As many of you know, June is Pride Month, a time when we come together to support the LGBTQ+ community. Most often it is marked by parades and festivals. I am hoping to use this month to raise awareness around caring for transgender patients.
Many doctors may say they don’t have any transgender patients in their practices, but the truth is you may not know. Although many electronic medical records, such as Epic, have space to put in pronouns and names, some used in private practices do not.
Looks Can Be Deceptive
This past week I met a new patient. He had a female name and long hair. I have been introducing myself to new patients, especially younger ones, with “Hi, I’m Dr. Birnbaum. My pronouns are she/her. How about you?”
When this patient told me his pronouns were he/him, I asked his name. It was a male name rather than the birth name on his insurance card and chart (often referred to as a dead name in the transgender community). Had I not asked, we might have gone through an entire appointment without me knowing. This patient has not been able to access gender-affirming care yet.
For many transgender and non-binary patients, the anxiety of registering for a medical appointment, having that name called out when waiting to be roomed, and wondering how and if gender will be part of a discussion is so overwhelming they don’t seek care at all.
How do I know this?
This past August, my 11-year-old told us he felt like he was more a boy than a girl. Within weeks, he had cut his hair short, changed his name and asked us to begin using he/him pronouns. My child was now a part of a vulnerable patient population, and I had embarked on one of the steepest learning curves ever.
We are extremely fortunate to live where we do, have access to the Children’s Hospital of Philadelphia (CHOP) gender clinic and have family that is open to him. He attends a very inclusive school, and swims and plays basketball with supportive teams. This has not been easy, but my son feels affirmed, and we are working hard to support him.

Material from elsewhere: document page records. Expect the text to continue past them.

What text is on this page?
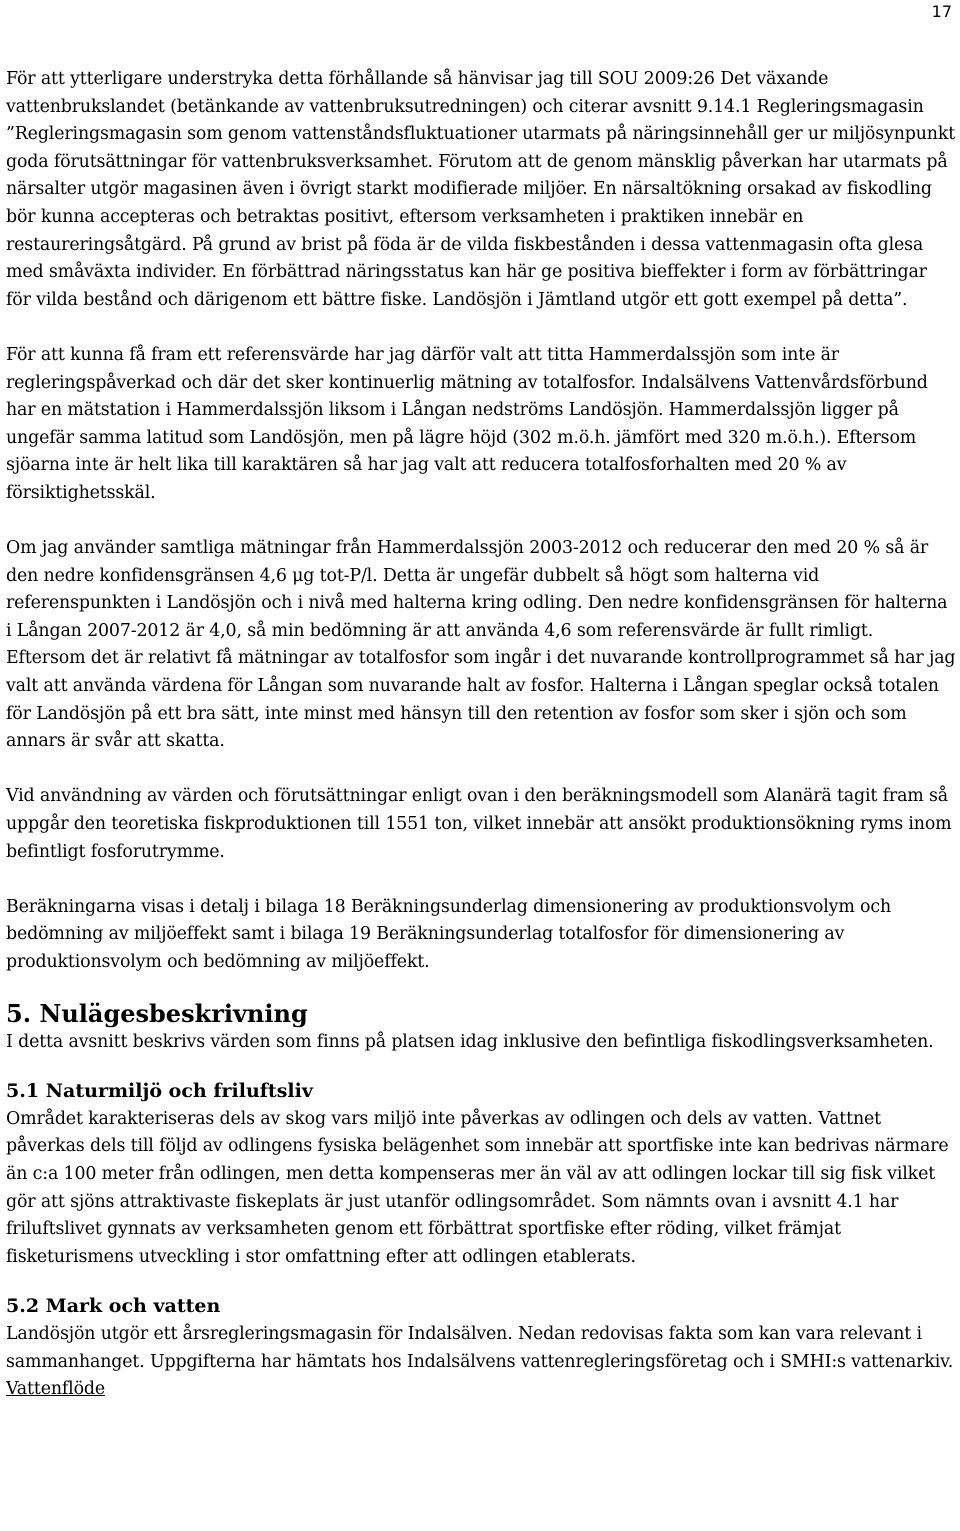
17

För att ytterligare understryka detta förhållande så hänvisar jag till SOU 2009:26 Det växande vattenbrukslandet (betänkande av vattenbruksutredningen) och citerar avsnitt 9.14.1 Regleringsmagasin ”Regleringsmagasin som genom vattenståndsfluktuationer utarmats på näringsinnehåll ger ur miljösynpunkt goda förutsättningar för vattenbruksverksamhet. Förutom att de genom mänsklig påverkan har utarmats på närsalter utgör magasinen även i övrigt starkt modifierade miljöer. En närsaltökning orsakad av fiskodling bör kunna accepteras och betraktas positivt, eftersom verksamheten i praktiken innebär en restaureringsåtgärd. På grund av brist på föda är de vilda fiskbestånden i dessa vattenmagasin ofta glesa med småväxta individer. En förbättrad näringsstatus kan här ge positiva bieffekter i form av förbättringar för vilda bestånd och därigenom ett bättre fiske. Landösjön i Jämtland utgör ett gott exempel på detta”.

För att kunna få fram ett referensvärde har jag därför valt att titta Hammerdalssjön som inte är regleringspåverkad och där det sker kontinuerlig mätning av totalfosfor. Indalsälvens Vattenvårdsförbund har en mätstation i Hammerdalssjön liksom i Långan nedströms Landösjön. Hammerdalssjön ligger på ungefär samma latitud som Landösjön, men på lägre höjd (302 m.ö.h. jämfört med 320 m.ö.h.). Eftersom sjöarna inte är helt lika till karaktären så har jag valt att reducera totalfosforhalten med 20 % av försiktighetsskäl.

Om jag använder samtliga mätningar från Hammerdalssjön 2003-2012 och reducerar den med 20 % så är den nedre konfidensgränsen 4,6 μg tot-P/l. Detta är ungefär dubbelt så högt som halterna vid referenspunkten i Landösjön och i nivå med halterna kring odling. Den nedre konfidensgränsen för halterna i Långan 2007-2012 är 4,0, så min bedömning är att använda 4,6 som referensvärde är fullt rimligt.

Eftersom det är relativt få mätningar av totalfosfor som ingår i det nuvarande kontrollprogrammet så har jag valt att använda värdena för Långan som nuvarande halt av fosfor. Halterna i Långan speglar också totalen för Landösjön på ett bra sätt, inte minst med hänsyn till den retention av fosfor som sker i sjön och som annars är svår att skatta.

Vid användning av värden och förutsättningar enligt ovan i den beräkningsmodell som Alanärä tagit fram så uppgår den teoretiska fiskproduktionen till 1551 ton, vilket innebär att ansökt produktionsökning ryms inom befintligt fosforutrymme.

Beräkningarna visas i detalj i bilaga 18 Beräkningsunderlag dimensionering av produktionsvolym och bedömning av miljöeffekt samt i bilaga 19 Beräkningsunderlag totalfosfor för dimensionering av produktionsvolym och bedömning av miljöeffekt.

5. Nulägesbeskrivning

I detta avsnitt beskrivs värden som finns på platsen idag inklusive den befintliga fiskodlingsverksamheten.

5.1 Naturmiljö och friluftsliv

Området karakteriseras dels av skog vars miljö inte påverkas av odlingen och dels av vatten. Vattnet påverkas dels till följd av odlingens fysiska belägenhet som innebär att sportfiske inte kan bedrivas närmare än c:a 100 meter från odlingen, men detta kompenseras mer än väl av att odlingen lockar till sig fisk vilket gör att sjöns attraktivaste fiskeplats är just utanför odlingsområdet. Som nämnts ovan i avsnitt 4.1 har friluftslivet gynnats av verksamheten genom ett förbättrat sportfiske efter röding, vilket främjat fisketurismens utveckling i stor omfattning efter att odlingen etablerats.

5.2 Mark och vatten

Landösjön utgör ett årsregleringsmagasin för Indalsälven. Nedan redovisas fakta som kan vara relevant i sammanhanget. Uppgifterna har hämtats hos Indalsälvens vattenregleringsföretag och i SMHI:s vattenarkiv.

Vattenflöde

There has been anxiety along the way. One huge hurdle is waiting for his name to be called at various doctors’ and dentists’ offices, laboratories, etc. I usually call ahead to remind them. All forms I have come across have places for him to identify, but inevitably mistakes still happen and cause him embarrassment and sadness. The statistics about rates of depression, anxiety and suicide in this population are both abysmal and alarming.